Oleh: Hepi Andi
Bastoni, MA
0817-1945-60
Penyematan nama
suami di belakang kebanyakan nama istri itu bukanlah tradisi yang dikenal oleh
syariah. Sejak zaman dulu, Nabi Muhammad saw beserta para sahabatnya tidak
pernah melakukan itu, mereka tidak pernah menyematkan nama suami-suami mereka
di belakang nama istri-istri mereka.
Pun begitu,
istri-istri Nabi Muhammad saw tetap menyematkan nama ayah mereka di belakang
nama mereka, dan bukan nama Nabi. Seperti Khadijah binti Khuwailid, dan bukan
Khadijah Muhammad.
Penyematan nama
suami di belakang nama istri ialah budaya Barat yang terlanjur menjadi
kebiasaan bagi kita ini, dan bahkan hampir di seluruh Negara di belahan dunia
memakai cara ini, yaitu menyematkan nama suami atau keluarga suami di belakang
nama istri.
Awalnya memang
sejak dulu kala, orang-orang semua menamakan dirinya dengan nama nasab. Maksud
nama nasab ialah: ia menyematkan nama ayah kandung mereka di belakang nama
mereka dengan pemisah kata "Ibn", atau "Ibnatu" untuk
perempuan. Yang kalau di Indonesia dikenal dengan sebutan "Bin", dan
"Binti".
Namun tardisi ini
lama-kelamaan menghilang. Sekitar abad ke -14 Masehi, orang-orang sudah tidak
lagi memakai kata "bin" untuk memisahkannya dengan nama ayahnya. Jadi
yang awalnya "Ahmad bin Hamdan", menjadi "Ahmad Hamdan".
Nah kemudian
tradisi berubah lagi hanya untuk perempuan, kalau perempuan justru ketika masih
perawan, nama ayah yang disematkan di belakang namanya.
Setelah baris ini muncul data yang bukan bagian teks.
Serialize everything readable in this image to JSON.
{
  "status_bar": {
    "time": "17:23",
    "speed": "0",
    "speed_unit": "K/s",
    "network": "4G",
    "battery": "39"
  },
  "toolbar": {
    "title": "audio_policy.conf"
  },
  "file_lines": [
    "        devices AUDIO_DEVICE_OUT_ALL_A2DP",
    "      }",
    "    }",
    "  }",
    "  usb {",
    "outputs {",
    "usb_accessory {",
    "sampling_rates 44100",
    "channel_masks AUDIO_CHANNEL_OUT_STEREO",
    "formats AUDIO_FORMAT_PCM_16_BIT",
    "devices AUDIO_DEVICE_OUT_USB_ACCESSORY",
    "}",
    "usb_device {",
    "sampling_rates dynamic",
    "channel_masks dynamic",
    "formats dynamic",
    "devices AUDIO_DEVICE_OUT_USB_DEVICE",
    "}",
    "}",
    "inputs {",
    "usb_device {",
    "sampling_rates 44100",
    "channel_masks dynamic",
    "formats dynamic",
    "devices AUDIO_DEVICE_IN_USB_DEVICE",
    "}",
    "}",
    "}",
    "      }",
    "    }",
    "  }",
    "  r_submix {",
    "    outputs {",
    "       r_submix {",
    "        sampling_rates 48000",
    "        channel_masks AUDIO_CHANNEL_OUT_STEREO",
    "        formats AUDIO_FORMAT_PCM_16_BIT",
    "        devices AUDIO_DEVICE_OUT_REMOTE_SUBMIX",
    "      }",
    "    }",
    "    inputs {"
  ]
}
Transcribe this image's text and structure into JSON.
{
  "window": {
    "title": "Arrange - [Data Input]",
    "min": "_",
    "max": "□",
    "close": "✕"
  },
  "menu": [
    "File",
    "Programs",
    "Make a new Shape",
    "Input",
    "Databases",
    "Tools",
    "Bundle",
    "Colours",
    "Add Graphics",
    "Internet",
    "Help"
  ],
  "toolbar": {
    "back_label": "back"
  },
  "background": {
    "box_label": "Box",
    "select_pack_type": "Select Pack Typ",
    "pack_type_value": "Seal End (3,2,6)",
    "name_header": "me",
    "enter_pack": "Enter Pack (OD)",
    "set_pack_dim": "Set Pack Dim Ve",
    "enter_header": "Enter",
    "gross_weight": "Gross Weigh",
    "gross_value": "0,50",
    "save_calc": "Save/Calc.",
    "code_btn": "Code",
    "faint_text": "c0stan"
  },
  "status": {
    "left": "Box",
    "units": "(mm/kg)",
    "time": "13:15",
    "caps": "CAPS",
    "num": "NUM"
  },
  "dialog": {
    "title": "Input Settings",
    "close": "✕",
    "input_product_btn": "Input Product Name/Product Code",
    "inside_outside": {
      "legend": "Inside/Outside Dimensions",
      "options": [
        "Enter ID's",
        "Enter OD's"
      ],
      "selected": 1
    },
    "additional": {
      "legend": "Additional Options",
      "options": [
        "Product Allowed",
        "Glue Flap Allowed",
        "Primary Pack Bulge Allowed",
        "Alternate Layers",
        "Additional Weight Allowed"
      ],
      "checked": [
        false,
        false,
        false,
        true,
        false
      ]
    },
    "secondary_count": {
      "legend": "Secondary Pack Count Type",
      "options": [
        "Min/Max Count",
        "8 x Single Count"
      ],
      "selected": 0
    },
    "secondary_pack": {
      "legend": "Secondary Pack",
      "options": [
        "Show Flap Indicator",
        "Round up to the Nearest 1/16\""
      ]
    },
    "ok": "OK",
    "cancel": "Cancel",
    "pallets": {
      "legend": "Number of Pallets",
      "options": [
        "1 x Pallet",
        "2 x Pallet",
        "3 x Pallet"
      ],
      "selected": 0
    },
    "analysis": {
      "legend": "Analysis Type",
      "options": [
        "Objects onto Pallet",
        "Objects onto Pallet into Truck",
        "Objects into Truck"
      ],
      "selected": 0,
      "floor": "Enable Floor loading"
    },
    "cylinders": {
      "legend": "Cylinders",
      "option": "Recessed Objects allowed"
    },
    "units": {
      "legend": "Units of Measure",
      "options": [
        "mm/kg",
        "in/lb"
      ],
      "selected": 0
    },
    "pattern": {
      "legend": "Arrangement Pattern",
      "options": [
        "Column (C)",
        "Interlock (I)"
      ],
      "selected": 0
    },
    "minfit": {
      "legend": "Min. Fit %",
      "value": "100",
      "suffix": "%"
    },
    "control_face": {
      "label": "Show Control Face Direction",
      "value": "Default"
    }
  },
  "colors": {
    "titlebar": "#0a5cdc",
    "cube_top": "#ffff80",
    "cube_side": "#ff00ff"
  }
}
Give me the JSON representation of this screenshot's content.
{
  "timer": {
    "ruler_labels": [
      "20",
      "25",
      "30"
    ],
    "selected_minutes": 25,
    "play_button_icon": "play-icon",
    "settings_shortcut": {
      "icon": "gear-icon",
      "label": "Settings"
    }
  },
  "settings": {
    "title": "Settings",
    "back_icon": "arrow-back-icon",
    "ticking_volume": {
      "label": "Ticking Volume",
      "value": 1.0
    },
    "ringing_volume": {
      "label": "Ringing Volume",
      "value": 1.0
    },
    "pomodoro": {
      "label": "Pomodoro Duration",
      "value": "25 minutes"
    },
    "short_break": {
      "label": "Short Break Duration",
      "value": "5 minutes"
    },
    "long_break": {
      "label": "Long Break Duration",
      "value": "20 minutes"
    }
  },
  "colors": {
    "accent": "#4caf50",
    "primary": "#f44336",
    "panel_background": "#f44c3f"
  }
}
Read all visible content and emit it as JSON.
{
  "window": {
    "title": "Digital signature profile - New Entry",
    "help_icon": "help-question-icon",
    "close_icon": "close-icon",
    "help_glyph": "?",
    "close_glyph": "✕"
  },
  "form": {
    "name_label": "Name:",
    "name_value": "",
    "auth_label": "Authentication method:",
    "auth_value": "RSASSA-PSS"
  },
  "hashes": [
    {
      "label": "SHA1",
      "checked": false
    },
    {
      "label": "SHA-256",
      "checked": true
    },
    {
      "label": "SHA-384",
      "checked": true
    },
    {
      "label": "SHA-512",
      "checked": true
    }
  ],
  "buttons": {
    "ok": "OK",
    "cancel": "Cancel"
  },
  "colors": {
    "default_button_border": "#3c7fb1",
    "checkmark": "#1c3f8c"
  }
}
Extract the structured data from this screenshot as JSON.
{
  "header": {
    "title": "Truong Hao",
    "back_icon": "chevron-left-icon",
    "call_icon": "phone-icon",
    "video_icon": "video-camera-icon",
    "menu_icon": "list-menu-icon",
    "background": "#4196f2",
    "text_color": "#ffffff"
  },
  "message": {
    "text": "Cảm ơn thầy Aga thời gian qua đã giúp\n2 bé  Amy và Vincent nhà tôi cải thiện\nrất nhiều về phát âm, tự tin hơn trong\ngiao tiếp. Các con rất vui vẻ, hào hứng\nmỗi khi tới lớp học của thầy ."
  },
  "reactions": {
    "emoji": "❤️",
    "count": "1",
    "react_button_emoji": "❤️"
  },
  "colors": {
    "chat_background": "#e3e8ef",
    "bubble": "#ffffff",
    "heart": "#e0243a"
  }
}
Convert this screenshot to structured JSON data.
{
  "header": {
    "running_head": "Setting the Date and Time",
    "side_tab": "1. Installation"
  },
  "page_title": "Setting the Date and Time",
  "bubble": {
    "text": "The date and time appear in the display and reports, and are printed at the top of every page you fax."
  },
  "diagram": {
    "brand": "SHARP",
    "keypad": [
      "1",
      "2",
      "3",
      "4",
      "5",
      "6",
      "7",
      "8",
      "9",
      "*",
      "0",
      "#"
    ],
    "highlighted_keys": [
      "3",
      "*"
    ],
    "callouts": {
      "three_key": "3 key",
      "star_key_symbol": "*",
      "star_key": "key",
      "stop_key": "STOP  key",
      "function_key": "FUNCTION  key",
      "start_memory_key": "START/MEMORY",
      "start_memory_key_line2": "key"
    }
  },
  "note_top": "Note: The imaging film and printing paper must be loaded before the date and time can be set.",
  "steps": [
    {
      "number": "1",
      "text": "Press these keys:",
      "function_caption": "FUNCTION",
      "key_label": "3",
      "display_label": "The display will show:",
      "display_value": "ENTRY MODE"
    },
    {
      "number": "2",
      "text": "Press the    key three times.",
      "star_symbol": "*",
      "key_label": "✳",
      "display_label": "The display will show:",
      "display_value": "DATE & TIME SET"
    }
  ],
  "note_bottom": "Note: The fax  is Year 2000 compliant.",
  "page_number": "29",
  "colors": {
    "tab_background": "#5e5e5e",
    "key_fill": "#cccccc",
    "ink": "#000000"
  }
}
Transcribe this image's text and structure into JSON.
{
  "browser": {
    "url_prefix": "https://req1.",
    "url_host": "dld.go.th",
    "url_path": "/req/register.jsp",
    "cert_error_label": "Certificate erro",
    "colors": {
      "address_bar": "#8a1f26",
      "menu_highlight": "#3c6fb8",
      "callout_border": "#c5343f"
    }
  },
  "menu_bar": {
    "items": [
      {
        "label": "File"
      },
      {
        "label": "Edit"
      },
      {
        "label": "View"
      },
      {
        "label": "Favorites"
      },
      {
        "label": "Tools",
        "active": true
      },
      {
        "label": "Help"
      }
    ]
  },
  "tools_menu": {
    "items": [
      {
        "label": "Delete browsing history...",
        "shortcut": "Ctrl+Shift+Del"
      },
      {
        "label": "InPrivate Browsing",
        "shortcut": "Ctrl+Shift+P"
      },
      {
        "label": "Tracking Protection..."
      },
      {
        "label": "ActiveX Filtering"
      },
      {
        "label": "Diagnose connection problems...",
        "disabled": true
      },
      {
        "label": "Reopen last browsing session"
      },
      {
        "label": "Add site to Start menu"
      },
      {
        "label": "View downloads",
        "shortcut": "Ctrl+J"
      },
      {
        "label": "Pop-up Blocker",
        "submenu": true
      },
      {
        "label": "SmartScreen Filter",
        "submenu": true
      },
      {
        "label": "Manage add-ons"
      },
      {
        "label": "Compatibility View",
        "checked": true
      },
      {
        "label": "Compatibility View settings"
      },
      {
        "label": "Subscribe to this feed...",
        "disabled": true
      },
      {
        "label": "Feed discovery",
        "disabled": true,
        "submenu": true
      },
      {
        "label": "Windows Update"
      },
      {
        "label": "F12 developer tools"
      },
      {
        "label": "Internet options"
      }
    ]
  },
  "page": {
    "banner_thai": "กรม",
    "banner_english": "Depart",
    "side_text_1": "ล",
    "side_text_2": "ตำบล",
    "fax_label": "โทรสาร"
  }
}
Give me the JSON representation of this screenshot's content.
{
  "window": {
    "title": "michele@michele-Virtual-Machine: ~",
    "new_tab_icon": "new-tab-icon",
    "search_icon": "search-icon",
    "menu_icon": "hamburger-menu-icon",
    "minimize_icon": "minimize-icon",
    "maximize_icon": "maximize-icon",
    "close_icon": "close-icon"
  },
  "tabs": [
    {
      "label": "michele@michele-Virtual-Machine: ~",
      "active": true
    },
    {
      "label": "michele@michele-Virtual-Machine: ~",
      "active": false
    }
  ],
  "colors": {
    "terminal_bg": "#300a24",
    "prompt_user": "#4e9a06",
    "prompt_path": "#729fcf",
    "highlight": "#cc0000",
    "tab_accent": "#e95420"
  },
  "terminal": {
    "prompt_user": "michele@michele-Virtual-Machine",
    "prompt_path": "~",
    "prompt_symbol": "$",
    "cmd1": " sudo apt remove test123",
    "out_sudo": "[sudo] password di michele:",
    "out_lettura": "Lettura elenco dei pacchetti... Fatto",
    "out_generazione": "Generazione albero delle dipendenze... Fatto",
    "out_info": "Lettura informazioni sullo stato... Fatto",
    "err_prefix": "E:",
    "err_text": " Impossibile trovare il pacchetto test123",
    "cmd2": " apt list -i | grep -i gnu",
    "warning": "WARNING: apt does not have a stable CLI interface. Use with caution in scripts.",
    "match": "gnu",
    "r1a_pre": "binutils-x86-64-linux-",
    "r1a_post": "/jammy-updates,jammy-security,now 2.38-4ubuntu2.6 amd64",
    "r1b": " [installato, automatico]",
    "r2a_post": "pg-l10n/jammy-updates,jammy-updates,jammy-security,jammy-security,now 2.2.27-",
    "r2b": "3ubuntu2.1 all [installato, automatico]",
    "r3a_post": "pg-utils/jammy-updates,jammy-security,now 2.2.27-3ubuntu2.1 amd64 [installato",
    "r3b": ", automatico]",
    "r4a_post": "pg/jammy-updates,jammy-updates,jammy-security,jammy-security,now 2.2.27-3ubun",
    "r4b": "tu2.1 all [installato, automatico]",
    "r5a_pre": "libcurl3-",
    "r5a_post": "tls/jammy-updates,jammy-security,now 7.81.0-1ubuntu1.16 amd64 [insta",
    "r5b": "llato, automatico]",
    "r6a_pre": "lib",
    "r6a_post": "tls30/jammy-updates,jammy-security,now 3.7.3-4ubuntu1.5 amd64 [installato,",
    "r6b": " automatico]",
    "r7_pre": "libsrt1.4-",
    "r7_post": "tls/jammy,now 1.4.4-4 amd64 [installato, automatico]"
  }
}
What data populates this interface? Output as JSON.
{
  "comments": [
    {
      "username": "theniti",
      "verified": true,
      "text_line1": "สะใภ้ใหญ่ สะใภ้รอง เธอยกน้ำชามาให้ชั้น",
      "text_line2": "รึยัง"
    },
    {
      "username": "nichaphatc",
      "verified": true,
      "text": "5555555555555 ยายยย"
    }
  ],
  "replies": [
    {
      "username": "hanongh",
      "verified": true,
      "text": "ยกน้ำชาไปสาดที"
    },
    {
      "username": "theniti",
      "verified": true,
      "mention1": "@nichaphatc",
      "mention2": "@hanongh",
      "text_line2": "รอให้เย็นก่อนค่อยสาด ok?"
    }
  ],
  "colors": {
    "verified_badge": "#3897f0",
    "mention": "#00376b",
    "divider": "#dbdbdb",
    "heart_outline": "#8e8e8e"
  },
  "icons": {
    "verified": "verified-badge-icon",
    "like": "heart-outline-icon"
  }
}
Tetapi ketika ia sudah
bersuami, nama suami atau keluarga suami lah yang menjadi nama belakangnya dan
biasanya ditambah dengan awalan "miss" atau "nyonya".
Awalnya bernama
"Maryati", setelah menikah dengan "Andi Setiawan", namanya
berubah menjadi "Nyonya Maryati Andi Setiawan" . Atau "Maryati
Setiawan". tujuannya sebagai "tanda" bahwa si dia itu istrinya
si dia.
Lalu bagaimana
hukumnya?
YANG MENGHARAMKAN
1. Bukan Tradisi Islam
Karena memang
penyematan nama suami di belakang nama istri ini tidak dikenal dalam tradisi
syariah, beberapa kalangan ulama mengharamkan praktek ini. Selain kerana ini
memang tidak ada tuntunannya, ini juga nantinya akan menyebabkan kerancuan
nasab.
2. Kerancuan
Nasab Dalam Syariah
Kerancuan nasab,
dan kebimbangan ketika ada orang yang membaca atau mengenalinya, "Si Dia
itu anaknya siapa?". Karena bagaimanapun kerancuan nasab punya
konseksuensi syariah yang cukup detil.
Bagaimanapun nasab punya kedudukan penting
dalam syariah. Seperti dalam masalah waris, pernafkahan dan juga perwalian
serta status Mahram. Penyematan nama suami itu menyebabkan banyak kerancuan
syariah nantinya. Selain itu juga bahwa ada ayat yang melarang itu, yaitu
melarang untuk menyematkan nama selain ayah kandung di belakang nama seseorang,
baik laki atau perempuan.
3. Ada Larangan Dalam Al-Quran:
"Panggilah
mereka (anak-anak angkat itu) dengan (memakai) nama bapak-bapak mereka; Itulah
yang lebih adil pada sisi Allah" (Al-Ahzab; 5)
Dalam ayat ini,
(menurut Ulama yang memang mengharamkan menyematkan nama selain bapak di
belakang nama seseorang) terdapat perintah untuk memanggil seseorang dengan
nama bapaknya kandung. Sekaligus menjadi larangan untuk sebaliknya.
Di samping itu
juga, karena memang menyematkan nama ayah kandung itu yang dianjurkan dalam
syariah, selain karena nasab dan juga sebagai indentitas serta kejelasan wali.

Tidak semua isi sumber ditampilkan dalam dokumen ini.